Understanding Your APRI Result
The APRI score is interpreted against established clinical thresholds:
- APRI < 0.5 – Low probability of significant fibrosis. Further evaluation may not be immediately necessary.
- APRI 0.5 – 1.0 – Indeterminate range. Additional testing or follow-up may be warranted.
- APRI > 1.0 – High probability of significant fibrosis or cirrhosis. Further diagnostic workup is typically recommended.
These thresholds are based on large-scale validation studies and are referenced in clinical practice guidelines from organizations such as the World Health Organization and the American Association for the Study of Liver Diseases.
Limitations of the APRI Score
While the APRI score is a useful screening tool, it has important limitations:
- It is less accurate in patients with acute liver injury, where AST may be transiently elevated
- Platelet counts can be affected by conditions unrelated to liver disease, such as immune disorders or medications
- The score has lower sensitivity and specificity compared to more advanced non-invasive tests like FibroScan or FIB-4
- It may not reliably distinguish between intermediate stages of fibrosis
The APRI score should be interpreted in the context of the full clinical picture, including medical history, physical examination, and other diagnostic findings.
Common Clinical Use Cases
The APRI calculator is most frequently used in the following scenarios:
- Initial assessment of liver fibrosis in patients with chronic hepatitis C or B
- Monitoring disease progression over time in patients with chronic liver disease
- Screening for cirrhosis in primary care or resource-limited settings
- Pre-treatment evaluation before antiviral therapy
In many clinical protocols, APRI is used alongside other non-invasive markers to improve diagnostic accuracy.
FAQ
What does APRI stand for?
APRI stands for AST to Platelet Ratio Index. It is a calculated score used to assess the likelihood of liver fibrosis.
What is the normal range for APRI?
There is no single "normal" APRI value. A score below 0.5 is generally considered low risk for significant fibrosis. Scores above 1.0 suggest a high probability of cirrhosis.
Can APRI replace a liver biopsy?
No. APRI is a screening tool, not a replacement for liver biopsy. It helps identify patients who may need further evaluation but does not provide the same level of detail as histological examination.

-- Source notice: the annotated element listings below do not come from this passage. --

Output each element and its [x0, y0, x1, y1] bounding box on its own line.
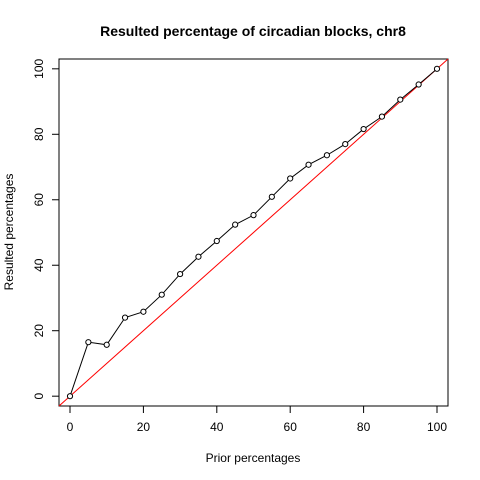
x-tick-label: 20: [137, 420, 151, 434]
data-point: [268, 193, 275, 200]
data-point: [140, 308, 147, 315]
data-point: [342, 141, 349, 148]
series-layer: [66, 65, 441, 400]
data-point: [232, 221, 239, 228]
chart-title: Resulted percentage of circadian blocks,…: [100, 23, 406, 39]
y-axis-label: Resulted percentages: [2, 174, 16, 291]
x-axis-label: Prior percentages: [206, 451, 301, 465]
data-point: [85, 339, 92, 346]
x-axis: 0 20 40 60 80 100: [67, 405, 447, 434]
data-point: [415, 81, 422, 88]
reference-line-layer: [58, 58, 449, 407]
x-tick-label: 60: [284, 420, 298, 434]
data-point: [158, 291, 165, 298]
y-tick-label: 0: [32, 393, 46, 400]
data-point: [287, 175, 294, 182]
y-tick-label: 80: [32, 127, 46, 141]
y-tick-label: 40: [32, 258, 46, 272]
y-tick-label: 20: [32, 324, 46, 338]
y-tick-label: 100: [32, 58, 46, 78]
x-tick-label: 80: [357, 420, 371, 434]
x-tick-label: 0: [67, 420, 74, 434]
data-point: [360, 125, 367, 133]
data-point: [397, 96, 404, 103]
data-point: [213, 237, 220, 245]
data-point: [433, 65, 441, 72]
data-point: [121, 314, 129, 321]
x-tick-label: 40: [210, 420, 224, 434]
data-point: [66, 393, 74, 400]
y-axis: 0 20 40 60 80 100: [32, 58, 60, 400]
x-tick-label: 100: [427, 420, 447, 434]
data-point: [250, 212, 257, 219]
data-point: [323, 152, 330, 159]
y-tick-label: 60: [32, 193, 46, 207]
data-point: [195, 253, 202, 260]
data-point: [305, 161, 312, 168]
data-point: [103, 341, 110, 348]
reference-line: [58, 58, 449, 407]
data-point: [378, 113, 386, 120]
data-point: [177, 270, 184, 278]
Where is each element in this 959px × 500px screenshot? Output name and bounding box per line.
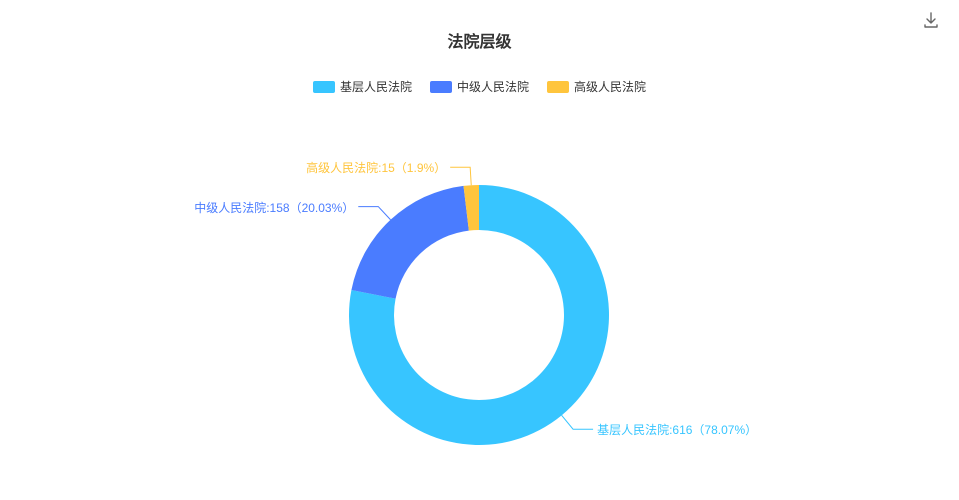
donut-slice[interactable] <box>351 186 468 299</box>
leader-line <box>562 415 593 429</box>
slice-label: 中级人民法院:158（20.03%） <box>194 199 354 216</box>
slice-label: 高级人民法院:15（1.9%） <box>306 159 446 176</box>
slice-label: 基层人民法院:616（78.07%） <box>597 421 757 438</box>
leader-line <box>450 167 471 185</box>
donut-chart <box>0 0 959 500</box>
leader-line <box>358 207 390 220</box>
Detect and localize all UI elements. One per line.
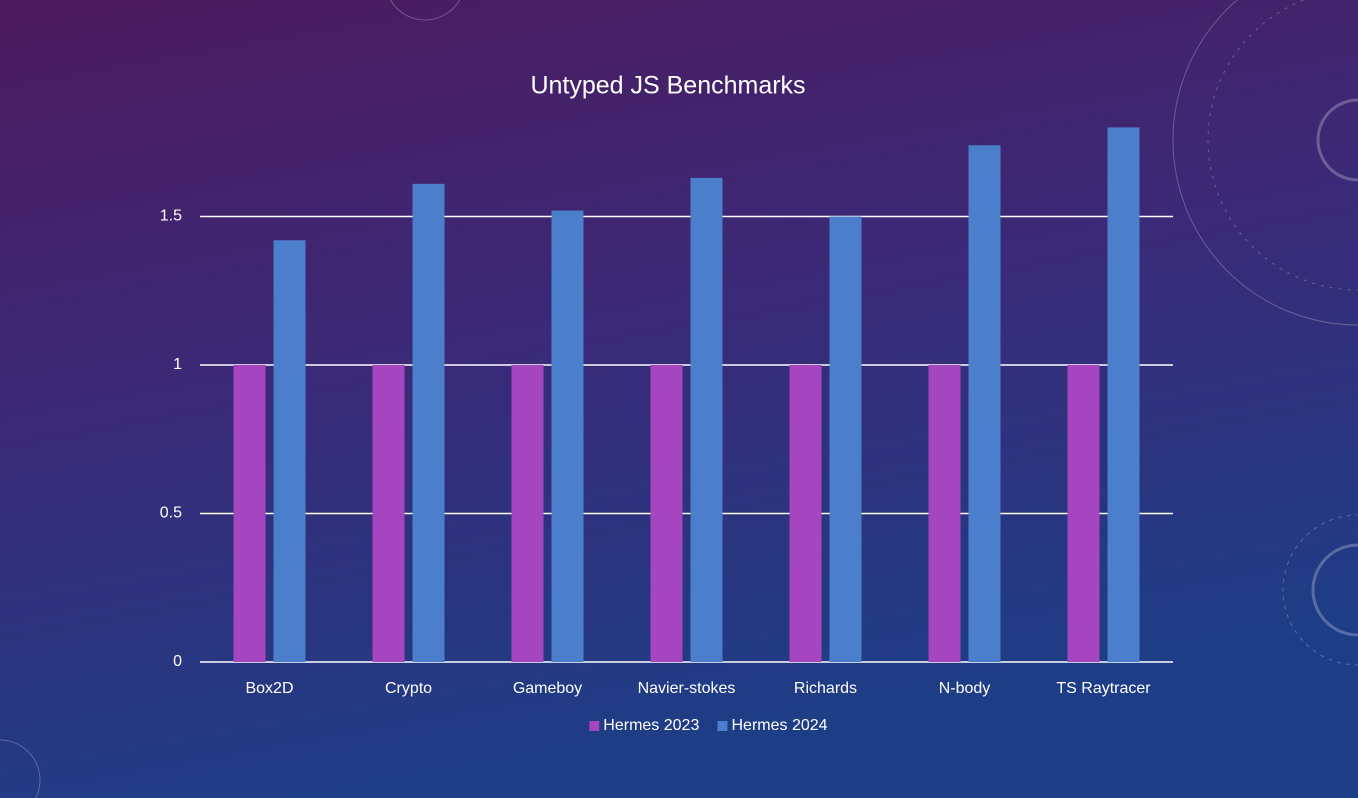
legend-swatch bbox=[589, 721, 600, 731]
bar bbox=[372, 365, 405, 662]
bar bbox=[690, 177, 723, 662]
bar bbox=[968, 145, 1001, 663]
x-tick-label: Richards bbox=[794, 680, 857, 697]
x-tick-label: TS Raytracer bbox=[1056, 680, 1151, 697]
bar bbox=[928, 365, 961, 662]
bar bbox=[233, 365, 266, 662]
x-tick-label: Gameboy bbox=[513, 680, 582, 697]
x-tick-label: Crypto bbox=[385, 680, 432, 697]
legend-label: Hermes 2023 bbox=[603, 717, 699, 734]
bar bbox=[789, 365, 822, 662]
y-tick-label: 1.5 bbox=[160, 208, 182, 225]
bar bbox=[412, 183, 445, 662]
x-tick-label: Navier-stokes bbox=[638, 680, 736, 697]
bar bbox=[1067, 365, 1100, 662]
y-tick-label: 1 bbox=[173, 356, 182, 373]
bar bbox=[829, 216, 862, 662]
bar bbox=[511, 365, 544, 662]
legend-swatch bbox=[717, 721, 728, 731]
chart-title: Untyped JS Benchmarks bbox=[530, 72, 805, 100]
bar bbox=[273, 240, 306, 662]
x-tick-label: N-body bbox=[939, 680, 991, 697]
bar bbox=[1107, 127, 1140, 662]
y-tick-label: 0 bbox=[173, 653, 182, 670]
x-tick-label: Box2D bbox=[245, 680, 293, 697]
legend-label: Hermes 2024 bbox=[732, 717, 828, 734]
bar bbox=[551, 210, 584, 662]
bar bbox=[650, 365, 683, 662]
y-tick-label: 0.5 bbox=[160, 505, 182, 522]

Is the APRI score accurate for all types of liver disease?
APRI has been most extensively validated in chronic hepatitis C and B. Its accuracy may be lower in other liver conditions, particularly those involving acute inflammation or extrahepatic causes of thrombocytopenia.
How often should APRI be checked?
The frequency of APRI testing depends on the underlying condition and treatment plan. In chronic liver disease, it may be repeated every 6 to 12 months to monitor for disease progression.